While October marks the 21st year of Breast Cancer Awareness Month, a campaign that has boosted better treatments, and saved lives, men might be astounded to learn that it is possible that even they may be a victim of breast cancer.
In male breast cancer, the prognosis tends to be worse than for women, mainly because of the lack of awareness in both men and doctors, who tend to "slough off" the symptoms: a lump, pain or sensitivity, or a clear or bloody discharge from the nipple. Because of the late diagnosis, between 25-35 % of men with breast cancer die.
Edie Pituskin, a University of Alberta Faculty of Nursing graduate student is conducting what she believes to be the first North American study looking at what men experience after a breast cancer diagnosis--important, considering the different ways men and women cope. Pituskin will be presenting her preliminary findings at the National Conference for Men's Health in Atlanta.

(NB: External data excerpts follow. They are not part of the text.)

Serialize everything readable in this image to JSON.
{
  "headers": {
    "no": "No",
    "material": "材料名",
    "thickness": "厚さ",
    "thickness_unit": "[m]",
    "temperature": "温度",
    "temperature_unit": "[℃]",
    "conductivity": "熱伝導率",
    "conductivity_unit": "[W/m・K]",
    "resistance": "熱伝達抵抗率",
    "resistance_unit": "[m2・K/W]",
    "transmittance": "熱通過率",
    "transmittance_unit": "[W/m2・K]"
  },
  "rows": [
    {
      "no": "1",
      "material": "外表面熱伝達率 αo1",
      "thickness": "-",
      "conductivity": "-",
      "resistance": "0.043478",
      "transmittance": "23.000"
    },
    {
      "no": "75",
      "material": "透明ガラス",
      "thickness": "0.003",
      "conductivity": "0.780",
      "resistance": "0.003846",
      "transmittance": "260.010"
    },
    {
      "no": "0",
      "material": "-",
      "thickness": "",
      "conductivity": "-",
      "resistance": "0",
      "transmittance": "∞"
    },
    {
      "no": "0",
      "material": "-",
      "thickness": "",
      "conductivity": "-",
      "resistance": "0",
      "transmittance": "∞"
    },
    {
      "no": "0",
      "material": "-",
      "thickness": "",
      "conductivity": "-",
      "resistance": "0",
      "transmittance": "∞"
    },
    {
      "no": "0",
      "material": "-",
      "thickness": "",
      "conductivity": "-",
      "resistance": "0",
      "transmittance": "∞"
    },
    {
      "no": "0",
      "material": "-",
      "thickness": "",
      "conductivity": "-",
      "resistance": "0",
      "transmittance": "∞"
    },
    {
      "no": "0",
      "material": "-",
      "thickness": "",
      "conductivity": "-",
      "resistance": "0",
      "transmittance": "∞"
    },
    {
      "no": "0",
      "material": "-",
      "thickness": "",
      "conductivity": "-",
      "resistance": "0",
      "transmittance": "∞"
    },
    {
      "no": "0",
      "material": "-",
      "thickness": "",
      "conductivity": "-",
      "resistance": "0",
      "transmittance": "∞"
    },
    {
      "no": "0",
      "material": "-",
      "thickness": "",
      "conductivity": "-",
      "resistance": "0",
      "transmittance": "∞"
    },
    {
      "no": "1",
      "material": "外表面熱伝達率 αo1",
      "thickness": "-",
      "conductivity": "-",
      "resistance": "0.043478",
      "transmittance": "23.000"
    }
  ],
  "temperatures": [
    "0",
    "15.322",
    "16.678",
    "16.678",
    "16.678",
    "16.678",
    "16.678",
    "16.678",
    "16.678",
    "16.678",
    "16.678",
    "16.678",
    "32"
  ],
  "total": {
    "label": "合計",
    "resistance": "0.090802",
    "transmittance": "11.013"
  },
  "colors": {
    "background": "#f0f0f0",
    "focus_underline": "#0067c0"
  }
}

Alberta's Cancer Registry identified 125 living men ranging in age from 44 to 85 who have been diagnosed with the disease--she included 20 in her study.
Pituskin, who works at the Cross Cancer Institute as a clinical research nurse for the Northern Alberta Breast Cancer Program found a wide range of reactions to the diagnosis - from those who felt they could tell no-one what they were facing to those who became advocates. With male breast cancer on the rise, Pituskin hopes to raise awareness about the disease and not only encourage men to visit their doctors more often but to highlight the disease to health care professionals who may recognize the illness too late. She also wants to encourage men to participate in breast cancer clinical trials since currently all drug or treatment trials allow only female participants.
It is thus hoped that through education, and with the help of support groups, people will insist on proper testing, diagnosis and treatment, and the medical profession will recognize and respond to their demands.